I first came to Loreto BCS, Baja California Sur, south about five years age. My neighbor and I were driving from Long Beach to La Paz BCS and we were pulling a trailer with a sixteen foot Boston Whaler dingy behind us. Driving down the Baja Peninsula was a bucket list item for me and we really had a good time. The hills, the food, the people, the beer, starting to sound familiar? We got into Loreto around dusk and had dinner with a few beers and conked out  immediately.

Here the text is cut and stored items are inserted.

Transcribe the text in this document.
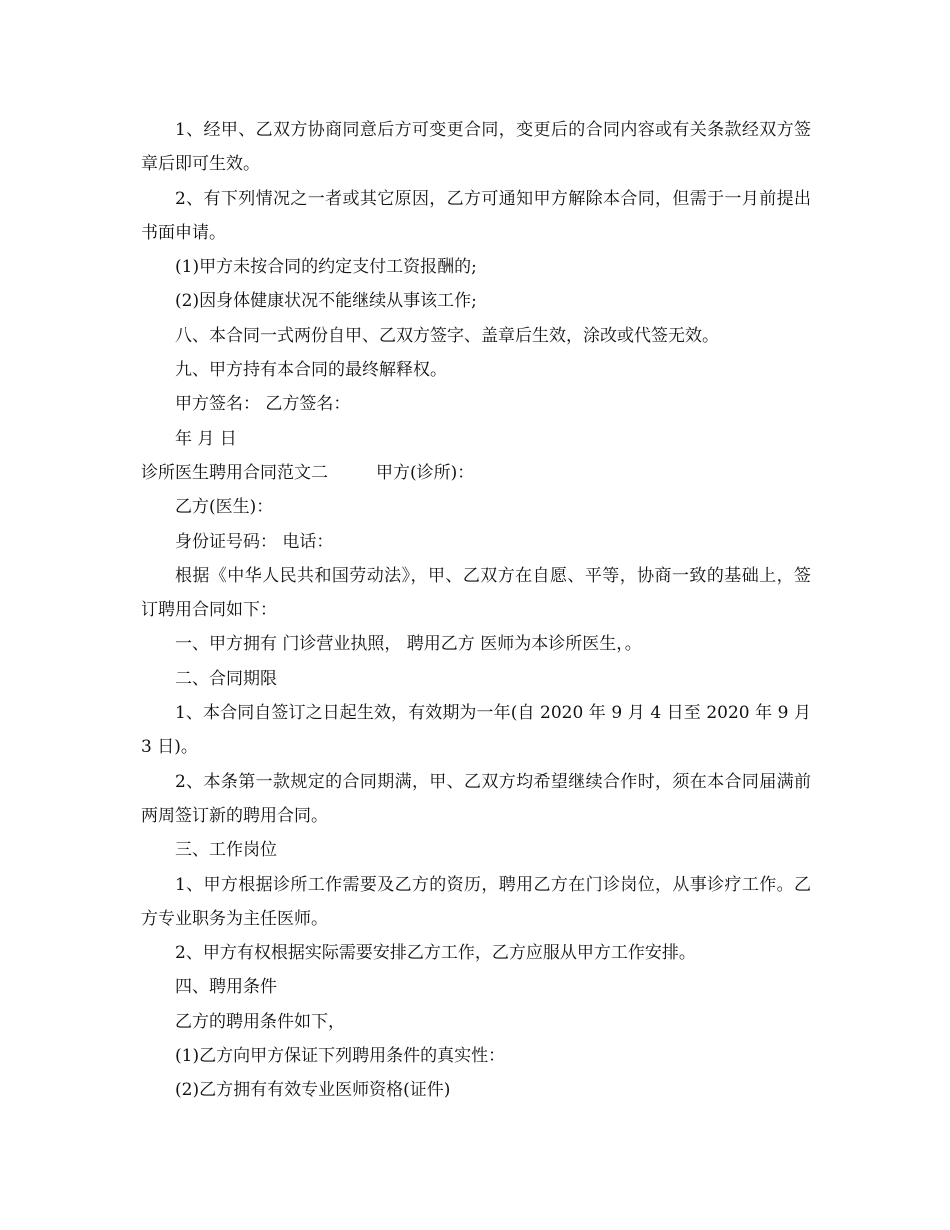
1、经甲、乙双方协商同意后方可变更合同，变更后的合同内容或有关条款经双方签章后即可生效。

2、有下列情况之一者或其它原因，乙方可通知甲方解除本合同，但需于一月前提出书面申请。

(1)甲方未按合同的约定支付工资报酬的;

(2)因身体健康状况不能继续从事该工作;

八、本合同一式两份自甲、乙双方签字、盖章后生效，涂改或代签无效。

九、甲方持有本合同的最终解释权。

甲方签名： 乙方签名：

年 月 日

诊所医生聘用合同范文二	甲方(诊所)：

乙方(医生)：

身份证号码： 电话：

根据《中华人民共和国劳动法》，甲、乙双方在自愿、平等，协商一致的基础上，签订聘用合同如下：

一、甲方拥有 门诊营业执照， 聘用乙方 医师为本诊所医生，。

二、合同期限

1、本合同自签订之日起生效，有效期为一年(自 2020 年 9 月 4 日至 2020 年 9 月 3 日)。

2、本条第一款规定的合同期满，甲、乙双方均希望继续合作时，须在本合同届满前两周签订新的聘用合同。

三、工作岗位

1、甲方根据诊所工作需要及乙方的资历，聘用乙方在门诊岗位，从事诊疗工作。乙方专业职务为主任医师。

2、甲方有权根据实际需要安排乙方工作，乙方应服从甲方工作安排。

四、聘用条件

乙方的聘用条件如下，

(1)乙方向甲方保证下列聘用条件的真实性：

(2)乙方拥有有效专业医师资格(证件)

The next morning, we hit the road early and took a back road out of town. IE, I never really saw the place.
On a previous trip, I really liked La Paz. It was somewhat quaint, had paved streets, electricity and running water and it was not too crowded. I told people that I wanted to retire there.
This trip twenty five years later, poor old La Paz had grown up. It had a Walmart and a Home Depot, all of the things I wanted to get away from.
On 18 March, our common birthday, we flew to Loreto on Alaska Airlines to go to Bahia San Ignacio to see, and pet, the baby Gray Whales. Before going, we stayed a few days at the Oasis Hotel in room number 19, the very same room I stayed in five years ago. The Sun rose over the Gulf of California, a rarity for Californians, the Sun sets over the Pacific Ocean and, once again, I was blown away.


It was beautiful, it was gorgeous, it was dare I say magic. We walked the Malecon, the sea wall, and enjoyed the  hills, the food, the people and the Mexican music. Here we are in another magic place but with one big difference.  We're not leaving. At least not permanently. We've leased a RV pad here for five years and are bringing down Bullwinkle, the twenty eight RV.  
We are planning on spending our winters here in Loreto. No more of those killer sixty degree California winters any more. In the summer it  gets to hot, even for me, so we'll make the best of things and live aboard the trawler. We're just going to have to learn how to adapt.

OK, that's the over view. I'll fill in the blanks soon.